# ISO--Grilled Banana Pepper



## JGravesNBS (Jul 14, 2005)

Hi

 

Looking for recipe for “Grilled Banana Pepper stuffed w/ It. Saus.,Genoa Salami & Cheese”

 

Thanks, John


----------



## JGravesNBS (Jul 18, 2005)

*Roasted Hungarian Peppers*

*While waiting for reply I came up with this.*

* *

*Roasted Hungarian Peppers by John Graves*

 

*Ingredients:*

 

24 long yellow peppers (Hungarian)
Cream Cheese (soft) Chives & Onions (or flavor of your choice), soften in microwave

Oscar Mayer Hard Salami, sliced, 8 oz, 3 ½ “ diameter, or 12 slices with foreskin removed and halved

Lemon pepper seasoning
Parmesan cheese, freshly grated
Romano cheese, freshly grated (optional)

 

*Preparation:*

 

1.       Wash, cut off tops of peppers remove seeds and cores with long thin knife (grape fruit knife works great).

 

2.       Fill peppers half way with several knifes full of cream cheese.

 

3.       Roll salami (½ a slice) into tight funnel shape and twist into pepper through the cream cheese so it is completely hidden.

 

4.       “Pam” a 7 x 11 Pyrex dish and align peppers in dish.

 

5.       Sprinkle a little lemon pepper on them.
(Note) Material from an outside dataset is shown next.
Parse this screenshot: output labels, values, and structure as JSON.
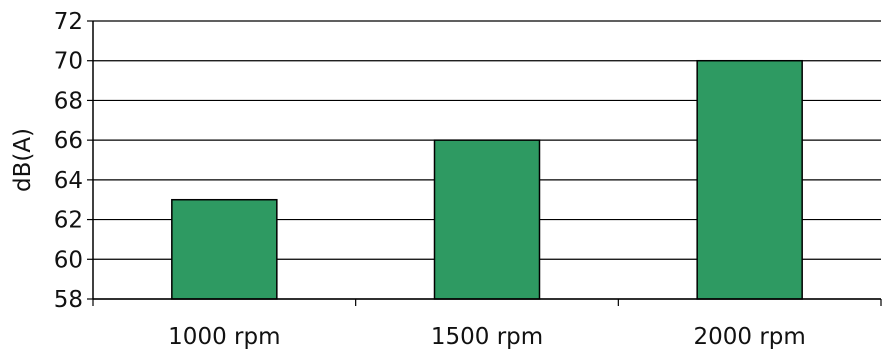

Then sprinkle Parmesan cheese on top. To give a little more "bite" add a little Romano cheese. 

 

6.       Bake peppers for about 35-45 minutes at 350 degrees or until a little brown on top.

* *

*7.      *Was a "hit" and not overly filling, stokes the appetite for the main course.


----------